Regular listeners of the sUAS News Podcast http://www.blogtalkradio.com/suasnews may have noticed a gap in programming as this Wednesday’s show was dark. Gene Robinson and I were busy attending a systems demo here in Sacramento. I’ve been waiting a long to time for something closer to home, cooler, and without sand.
Folks at the demo included a few familiar faces from the Small Unmanned Systems Expo. We had Clarence from IPS, Dan Cassidy from MTSI and a few new faces from KSI Video and Simulyze. The briefing’s consisted of various software solutions for video management and what is commonly called the Common Operators Picture or, COP. The COP software was remarkable in that the interface was much like something very akin to social networking sites. The obvious benefit is that the training and reoccurring training are virtually nonexistent. I see the dollar signs being saved in down time and the perpetual wheel of training.
Beyond that, we got an overview of the IC4U command vehicle from IPS, the command cart, and Sea Ray ROV. I’m linking the great white shark video. http://www.youtube.com/watch?v=BNq1v6KCANo Very impressive video as the shark appears to be completely at ease with the ROV.
Then it was Gene’s turn to talk about the Spectra http://www.rpflightsystems.com/Products.html and some of it capabilities. I must pause to say that I haven’t seen one in person for a while, and Gene has really refined the platform into a very capable and simple system. Also on hand for the demonstration was one of Gus Calderon’s mighty IsisCopters http://www.isiscopter.com Very robust, but again another example of thoughtful engineering distilled down to the austere basics.

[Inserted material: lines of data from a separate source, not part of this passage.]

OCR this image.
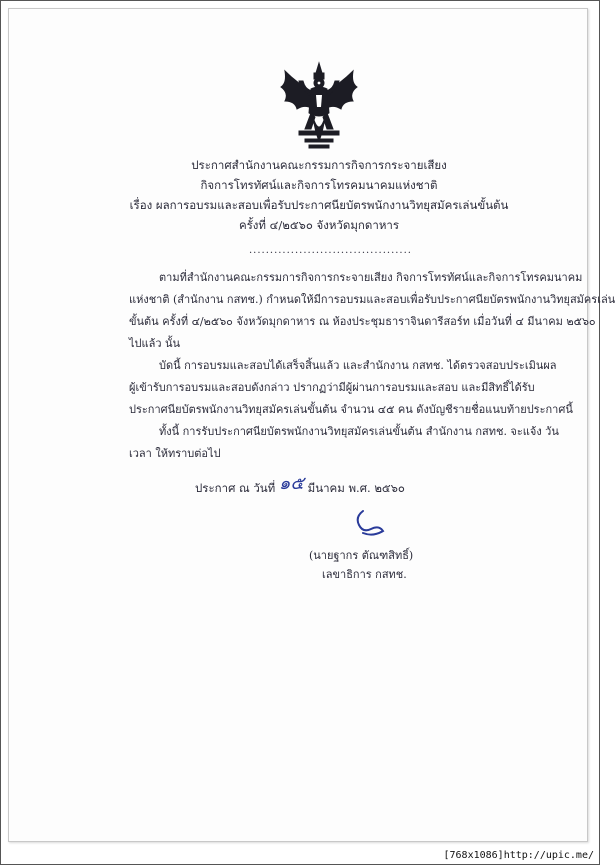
ประกาศสำนักงานคณะกรรมการกิจการกระจายเสียง
กิจการโทรทัศน์และกิจการโทรคมนาคมแห่งชาติ
เรื่อง ผลการอบรมและสอบเพื่อรับประกาศนียบัตรพนักงานวิทยุสมัครเล่นขั้นต้น
ครั้งที่ ๔/๒๕๖๐ จังหวัดมุกดาหาร
.......................................
ตามที่สำนักงานคณะกรรมการกิจการกระจายเสียง กิจการโทรทัศน์และกิจการโทรคมนาคม
แห่งชาติ (สำนักงาน กสทช.) กำหนดให้มีการอบรมและสอบเพื่อรับประกาศนียบัตรพนักงานวิทยุสมัครเล่น
ขั้นต้น ครั้งที่ ๔/๒๕๖๐ จังหวัดมุกดาหาร ณ ห้องประชุมธาราจินดารีสอร์ท เมื่อวันที่ ๔ มีนาคม ๒๕๖๐
ไปแล้ว นั้น
บัดนี้ การอบรมและสอบได้เสร็จสิ้นแล้ว และสำนักงาน กสทช. ได้ตรวจสอบประเมินผล
ผู้เข้ารับการอบรมและสอบดังกล่าว ปรากฏว่ามีผู้ผ่านการอบรมและสอบ และมีสิทธิ์ได้รับ
ประกาศนียบัตรพนักงานวิทยุสมัครเล่นขั้นต้น จำนวน ๔๕ คน ดังบัญชีรายชื่อแนบท้ายประกาศนี้
ทั้งนี้ การรับประกาศนียบัตรพนักงานวิทยุสมัครเล่นขั้นต้น สำนักงาน กสทช. จะแจ้ง วัน
เวลา ให้ทราบต่อไป
ประกาศ ณ วันที่ ๑๕ มีนาคม พ.ศ. ๒๕๖๐
(นายฐากร ตัณฑสิทธิ์)
เลขาธิการ กสทช.
[768x1086]http://upic.me/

IPS’s Dave Copenhaver closed out the indoor presentations part by telling those assembled about some of the other technologies they have developed. Definitely worth your time to do a little exploring on their site. We definitely need to have these guys on the podcast.
Finally, after lunch, we were up for the flying part of the demo. Gene explained in detail the virtues of the Spectra system, developed and fielded by RPFlightsystems. This system and Gene’s technique have been credited with 10 finds. You can read all about it in First to Deploy https://www.suasnews.com/first-to-deploy/
Yours truly was the internal pilot on the new Robota autopilot. I can’t crow loud enough as the interface was one of the more user friendly I’ve seen. There were some notable features, but the one that really stood out is the built in checklist.
The wind started to kick up by the time we were ready for the flying part of the demo. With clearance from the tower, Gene was ready at the flight line, and I was manning the GCS. We acquired our position, ran through the checklist, and launched into the wild, but windy wild blue yonder. All of the video was being sent back to the IC4U briefing station on the port side of the vehicle and on the Rubicon Cart. The Rubicon Cart is another one of Clarence Boice’s creations to provide mobile and standalone flexibility to the collection and dissemination of ISR. The Cart is fully deployable by a single person even on unimproved surfaces. The Rubicon Cart is so simple and functional that it is pure genius.
For the finale we got a demo of the IsisCopter. Definitely one of the larger quads I’ve seen fly, and obviously designed and built for real world applications. The wind really started whipping, but IsisCopter held position and gracefully completed the demo. To be honest we never really got into navigable airspace, but that’s the inherent beauty of the VTOL design.
All’s well that ends well and the day was a total success in my book. We all got to see/hear about new technology that can assist professionals in disaster relief efforts. Someday these tools will hopefully be at the widespread disposal of these folks mitigating some of the safety issues of saving lives.